Human Parechoviruses constitute a new species within the Picornavirus genus; and relatively few laboratories are routinely testing for this group; thus the full natural history of these viruses still remains to be understood. Genome sequence data is available for HPeVs 1–8 for the region targeted by the reported primers and probe and based on in-silico analysis, these viruses can be detected with equal efficiency. Parechoviruses belong to a different genus and the 5′NTR region is quite distinct from that of EVs and RVs; it is thus quite feasible to design primers and probe that are specific for HPeVs, and to multiplex them with the primer and probes for EVs. The reported mutiplex assay was sensitive for the detection of the different species of EVs and HPeVs tested and was able to exclude the detection of RVs. This assay showed 100% specificity and excellent reproducibility making it suitable for implementation in a diagnostic setting. A variety of specimen types including blood, CSF, feces, swabs and amniotic fluid were used for viral detection.

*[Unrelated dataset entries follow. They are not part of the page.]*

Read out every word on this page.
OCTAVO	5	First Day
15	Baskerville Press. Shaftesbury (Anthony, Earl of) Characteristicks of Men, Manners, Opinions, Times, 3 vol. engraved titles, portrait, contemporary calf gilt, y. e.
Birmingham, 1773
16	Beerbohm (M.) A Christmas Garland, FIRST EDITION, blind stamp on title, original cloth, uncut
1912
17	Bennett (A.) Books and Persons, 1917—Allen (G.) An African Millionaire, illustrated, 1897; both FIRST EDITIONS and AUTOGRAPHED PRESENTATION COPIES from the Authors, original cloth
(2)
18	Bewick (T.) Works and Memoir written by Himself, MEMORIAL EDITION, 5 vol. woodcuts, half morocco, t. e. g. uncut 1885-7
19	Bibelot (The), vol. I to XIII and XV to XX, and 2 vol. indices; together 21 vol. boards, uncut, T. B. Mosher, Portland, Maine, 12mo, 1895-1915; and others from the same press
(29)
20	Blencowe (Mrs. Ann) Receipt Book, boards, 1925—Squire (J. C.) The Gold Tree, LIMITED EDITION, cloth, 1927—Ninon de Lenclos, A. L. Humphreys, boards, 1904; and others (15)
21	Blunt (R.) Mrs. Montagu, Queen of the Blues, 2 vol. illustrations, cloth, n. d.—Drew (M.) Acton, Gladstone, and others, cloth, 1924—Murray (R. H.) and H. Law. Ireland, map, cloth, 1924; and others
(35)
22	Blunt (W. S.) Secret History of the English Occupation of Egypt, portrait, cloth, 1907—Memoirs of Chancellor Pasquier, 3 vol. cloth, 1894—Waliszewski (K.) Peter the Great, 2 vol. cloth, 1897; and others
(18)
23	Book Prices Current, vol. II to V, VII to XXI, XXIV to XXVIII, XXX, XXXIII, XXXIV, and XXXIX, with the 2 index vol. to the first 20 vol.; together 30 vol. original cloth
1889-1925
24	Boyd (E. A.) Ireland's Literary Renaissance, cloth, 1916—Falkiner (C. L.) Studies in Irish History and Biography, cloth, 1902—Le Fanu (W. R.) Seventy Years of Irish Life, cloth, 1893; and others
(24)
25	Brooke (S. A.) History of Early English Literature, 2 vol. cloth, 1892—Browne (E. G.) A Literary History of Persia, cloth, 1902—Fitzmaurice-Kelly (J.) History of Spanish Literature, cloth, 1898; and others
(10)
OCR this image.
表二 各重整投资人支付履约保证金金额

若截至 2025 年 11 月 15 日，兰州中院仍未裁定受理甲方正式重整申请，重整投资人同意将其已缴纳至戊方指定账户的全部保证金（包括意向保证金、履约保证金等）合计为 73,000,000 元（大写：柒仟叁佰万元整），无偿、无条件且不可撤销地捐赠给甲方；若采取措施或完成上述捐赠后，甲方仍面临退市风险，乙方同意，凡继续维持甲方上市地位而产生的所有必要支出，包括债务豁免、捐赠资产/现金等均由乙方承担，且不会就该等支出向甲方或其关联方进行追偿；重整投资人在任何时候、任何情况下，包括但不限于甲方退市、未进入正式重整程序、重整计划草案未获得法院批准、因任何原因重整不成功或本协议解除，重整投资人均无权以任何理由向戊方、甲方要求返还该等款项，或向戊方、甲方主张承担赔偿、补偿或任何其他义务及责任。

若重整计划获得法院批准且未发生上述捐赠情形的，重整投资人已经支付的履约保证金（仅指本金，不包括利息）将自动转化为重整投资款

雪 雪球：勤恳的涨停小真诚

Even though no antiviral drugs effective against EV and HPeV infections are currently available, testing can aid in patient management by providing a diagnosis and reducing antibiotic use. Sensitive nucleic acid based detection methodologies would contribute to a better understanding of the epidemiology and natural history of these agents. The reported multiplex real-time RT-PCR assay has been successfully implemented for diagnosis of EV and HPeV infections in a routine diagnostic laboratory.